May Grzybowski from Erving uses one of the computers to search the Web during a visit to the Erving Library in Ervingside.
(Recorder file photo)

May Grzybowski from Erving uses one of the computers to search the Web during a visit to the Erving Library in Ervingside. (Recorder file photo)

ERVING — Plans for a new or improved public library took a step forward recently with the state library board awarding a $50,000 planning and design grant for the project.

The grant is one of two offered through the Massachusetts Board of Library Commissioners. The first pays up to two-thirds of the planning and design costs, the second pays up to half of the construction or renovation costs.

As reported last week, the Greenfield Public Library was also among the 20 selected for the planning grant from among 28 applications.

Reached Sunday, Erving Public Library Director Barbara Friedman said she and the volunteer Library Building Feasibility Committee were excited.

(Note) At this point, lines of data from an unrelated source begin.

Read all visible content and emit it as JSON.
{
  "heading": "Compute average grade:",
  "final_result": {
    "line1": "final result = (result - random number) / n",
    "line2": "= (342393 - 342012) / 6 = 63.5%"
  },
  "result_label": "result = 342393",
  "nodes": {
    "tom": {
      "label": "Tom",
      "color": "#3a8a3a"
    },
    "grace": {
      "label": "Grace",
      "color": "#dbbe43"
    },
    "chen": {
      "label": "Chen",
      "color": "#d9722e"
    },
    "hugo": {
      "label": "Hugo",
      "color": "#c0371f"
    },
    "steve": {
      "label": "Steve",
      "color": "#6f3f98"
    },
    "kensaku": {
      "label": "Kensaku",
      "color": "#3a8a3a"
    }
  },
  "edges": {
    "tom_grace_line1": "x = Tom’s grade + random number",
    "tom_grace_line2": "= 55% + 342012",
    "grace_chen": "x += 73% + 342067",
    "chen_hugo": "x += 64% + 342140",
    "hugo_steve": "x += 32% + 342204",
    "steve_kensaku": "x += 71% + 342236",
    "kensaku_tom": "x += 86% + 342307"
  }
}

“We need to hire an owner’s project manager. Then after we do that we’ll hire an architect to look at the three possibilities, either expansion, renovation of an old building — the old school is what we’ve been talking about for a long time — or build new,” Friedman said. The old school building is located next door to the existing library on Moore Street.

Residents at this year’s annual town meeting unanimously approved the $25,000 town match required for the $50,000 grant. That $75,000 will fund the planning and design phase. If all goes well the town may then apply for the construction grant. Like all major spending decisions, the next step would be contingent on approval by residents at town meeting.

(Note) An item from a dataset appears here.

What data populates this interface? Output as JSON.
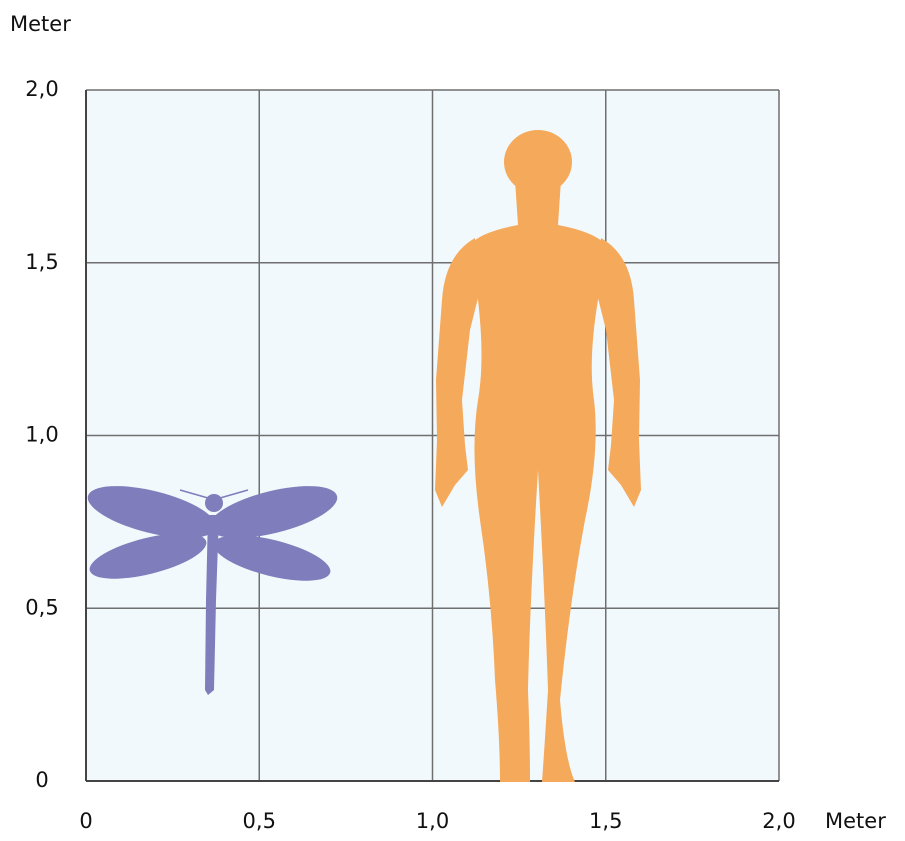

Friedman said the feasibility committee is touring other libraries and will be developing guidelines for the architect, including the space requirements, with community input.

“The committee will be looking at surveying the community several times through the process and we will be putting all those ideas forth to the architect,” Friedman said.

Proponents of the project say the current library is too small to serve the number of patrons, and too old to keep out the damp and pests. If all goes according to plan and residents approve a new library, Friedman said patrons could be looking at walking into a new or renovated library in 2018 or 2019.